Dies änderte sich, als Ärzte 1977 begannen, Patienten mit Plasmaaustausch, bzw. Plasmainfusionen für die erbliche Form, zu behandeln. 1982 stellten Forscher aufgrund von wissenschaftlichen Untersuchungen die Hypothese auf, dass im Plasma dieser Patienten etwas fehlt. «Das hat sich dann später bewahrheitet», so Prof. Kremer Hovinga. Mitte der 1980er-Jahre wurde die erste randomisierte Studie bei dieser seltenen Erkrankung durchgeführt, die 1991 im New England Journal of Medicine publiziert wurde. In dieser Studie betrug die Mortalität 22 %. Der Plasmaaustausch avancierte daraufhin zum Therapie-Standard.
In den 1990er Jahren begannen Forscher dann die von-Willebrand-spaltende Protease im Plasma zu suchen. Dazu reinigten sie in einem aufwändigen Verfahren 180 Liter Plasma. Im Jahr 1996 war ihre Suche von Erfolg gekrönt. Zu dieser Zeit betrug die Mortalität unter der Therapie mit Plasmaaustausch, Immunsuppression mit Kortikosteroiden oder Rituximab etwa 5 %–10 %.

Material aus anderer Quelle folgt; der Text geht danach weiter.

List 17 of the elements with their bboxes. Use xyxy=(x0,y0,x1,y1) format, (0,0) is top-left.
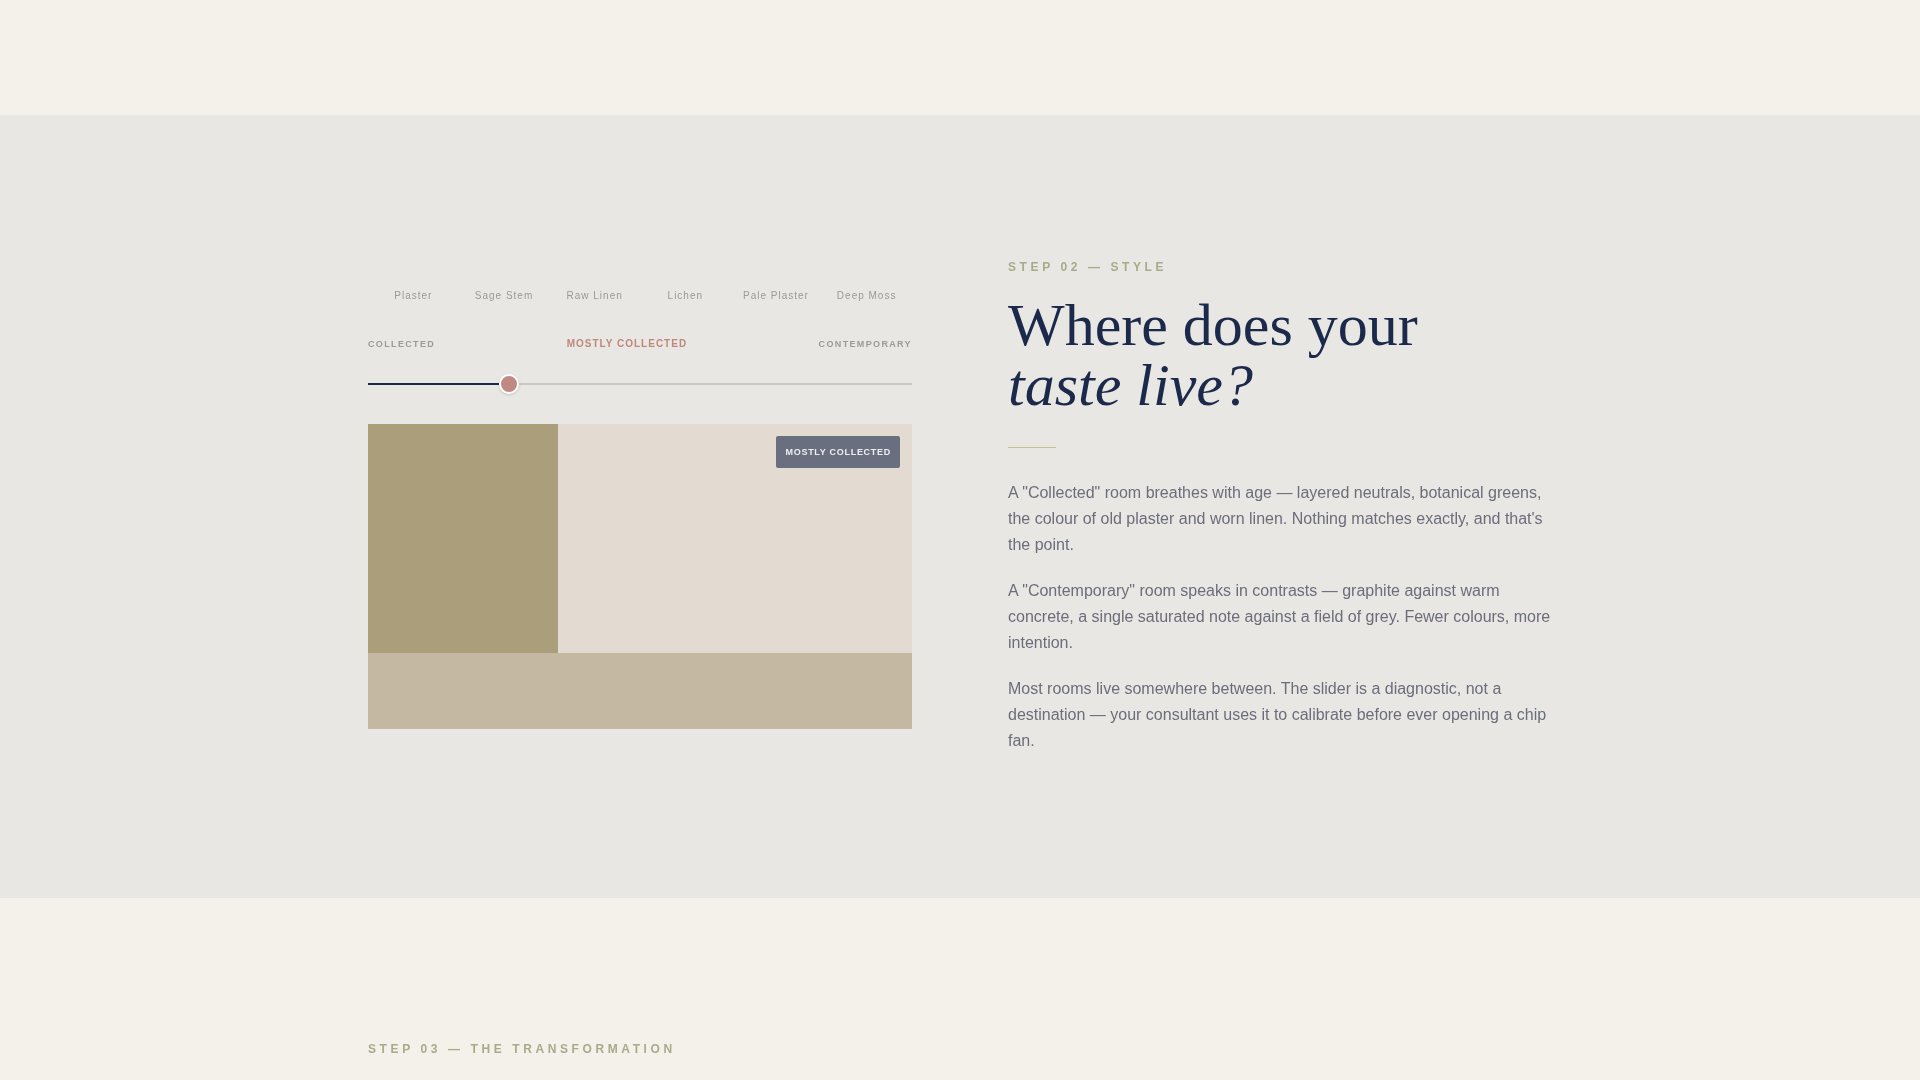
style-badge: MOSTLY COLLECTED xyxy=(776,436,900,468)
heading: Where does your taste live? xyxy=(1008,295,1419,415)
swatch-label: Lichen xyxy=(667,289,704,303)
slider-thumb[interactable] xyxy=(499,374,519,394)
swatch-label: Plaster xyxy=(394,289,433,303)
body-paragraph: A "Collected" room breathes with age — layered neutrals, botanical greens, the colour of old plaster and worn linen. Nothing matches exactly, and that's the point. xyxy=(1008,483,1544,555)
slider-max-label: CONTEMPORARY xyxy=(818,338,912,351)
slider-value-label: MOSTLY COLLECTED xyxy=(566,337,688,351)
slider-min-label: COLLECTED xyxy=(368,338,436,351)
swatch-label: Deep Moss xyxy=(836,289,897,303)
swatch-label: Raw Linen xyxy=(566,289,623,303)
body-paragraph: A "Contemporary" room speaks in contrasts — graphite against warm concrete, a single saturated note against a field of grey. Fewer colours, more intention. xyxy=(1008,581,1552,653)
swatch-label: Sage Stem xyxy=(474,289,534,303)
swatch-label: Pale Plaster xyxy=(743,289,809,303)
step-label: STEP 02 — STYLE xyxy=(1008,259,1169,275)
step-label: STEP 03 — THE TRANSFORMATION xyxy=(368,1041,677,1057)
body-paragraph: Most rooms live somewhere between. The slider is a diagnostic, not a destination — your consultant uses it to calibrate before ever opening a chip fan. xyxy=(1008,679,1548,751)
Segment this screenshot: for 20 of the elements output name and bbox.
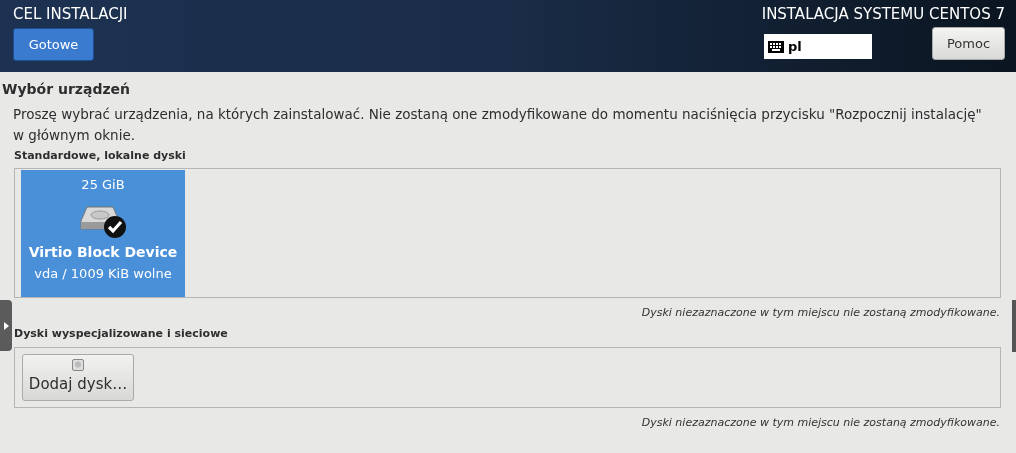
arrow-right-icon — [3, 321, 9, 330]
sidebar-handle[interactable] — [0, 300, 12, 351]
scrollbar[interactable] — [1012, 300, 1016, 352]
done-button[interactable]: Gotowe — [13, 28, 94, 61]
note-text: Dyski niezaznaczone w tym miejscu nie zostaną zmodyfikowane. — [640, 416, 1000, 430]
section-heading: Dyski wyspecjalizowane i sieciowe — [14, 327, 229, 341]
section-heading: Standardowe, lokalne dyski — [14, 149, 187, 163]
header-title: CEL INSTALACJI — [13, 5, 128, 23]
disk-size: 25 GiB — [81, 177, 125, 193]
help-button[interactable]: Pomoc — [932, 27, 1005, 60]
note-text: Dyski niezaznaczone w tym miejscu nie zostaną zmodyfikowane. — [640, 306, 1000, 320]
keyboard-layout-label: pl — [788, 37, 802, 56]
page-title: Wybór urządzeń — [2, 80, 132, 98]
keyboard-icon — [768, 40, 784, 53]
add-disk-button[interactable]: Dodaj dysk… — [22, 354, 134, 401]
intro-text: Proszę wybrać urządzenia, na których zainstalować. Nie zostaną one zmodyfikowane do momentu naciśnięcia przycisku "Rozpocznij instalację" w głównym oknie. — [13, 105, 983, 145]
disk-name: Virtio Block Device — [28, 243, 178, 261]
disk-details: vda / 1009 KiB wolne — [34, 266, 172, 282]
product-name: INSTALACJA SYSTEMU CENTOS 7 — [761, 5, 1005, 23]
keyboard-layout-indicator[interactable]: pl — [764, 34, 872, 59]
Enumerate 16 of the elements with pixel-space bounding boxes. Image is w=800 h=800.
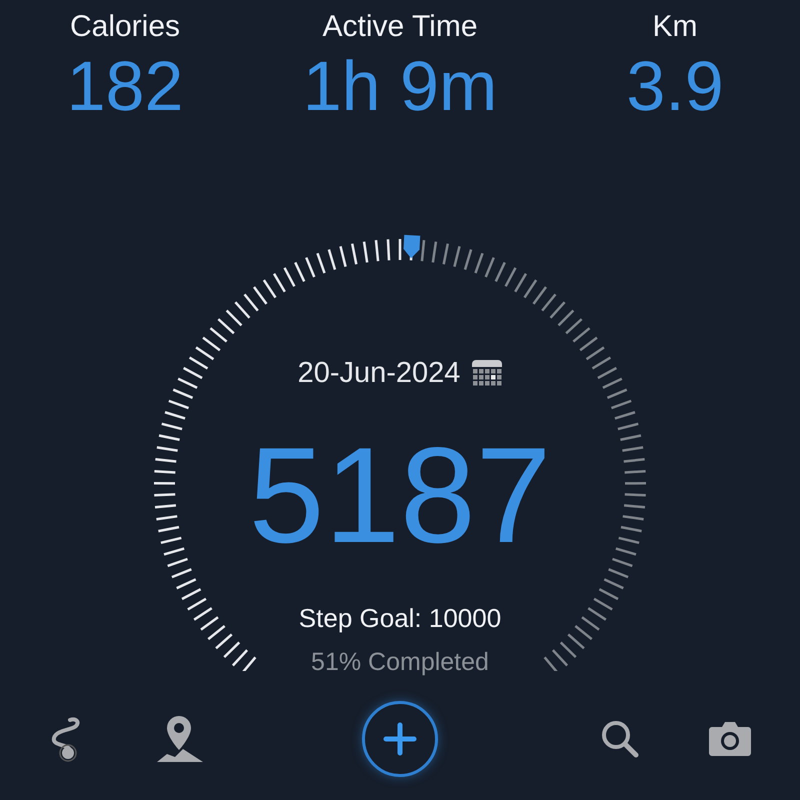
calendar-icon[interactable] [472,359,502,387]
stat-label: Calories [70,9,180,45]
completion-text: 51% Completed [311,647,489,678]
stat-label: Active Time [322,9,478,45]
stat-label: Km [652,9,698,45]
step-goal: Step Goal: 10000 [298,602,502,635]
stat-value: 3.9 [626,46,724,126]
step-count: 5187 [248,420,552,570]
date-text: 20-Jun-2024 [298,356,460,390]
stat-value: 1h 9m [302,46,498,126]
camera-icon[interactable] [708,721,752,757]
plus-icon [383,722,417,756]
add-button[interactable] [362,701,438,777]
stat-value: 182 [66,46,184,126]
search-icon[interactable] [600,719,640,759]
map-pin-icon[interactable] [155,714,205,764]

Nachdem es gelungen war, den Antikörper zu entwickeln, startete 2011 die TITAN-Studie mit Caplacizumab. Es dauerte fünf Jahre, um die 75 Patienten zu rekrutieren und dies war erst die zweite, je bei dieser Krankheit durchgeführte Studie, so die Expertin. Ihr Labor in Bern war zu dieser Zeit das erste weltweit, das eine akkreditierte ADAMST13-Bestimmung hatte, die auch die FDA akzeptierte.
Heute gehört Caplacizumab zum Standard der aTTP-Therapie. Die Mortalität liegt zwischen 3 und 5 %, in erfahrenen Zentren bei 1 %. Auch die Guidelines empfehlen, bei Verdacht auf eine aTTP sofort mit der Triple-Therapie aus Plasmapherese, Immunsuppression und Caplacizumab zu beginnen. «Ich bin sehr froh, dass wir dieses Medikament haben und hoffe, dass auch das BAG Einsicht zeigt. Denn obwohl Cablivi bereits seit 2019 von der Swissmedic zugelassen ist, gibt es noch keinen Preis, und wir müssen jedes Mal in der Notfallsituation eine Kostengutsprache einholen», so die Hämatologin.
1.Peyvandi F et al. N Engl J Med. 2016; 374(6); 511–522.
2.Scully M et al. N Engl J Med 2019; 380: 335–346.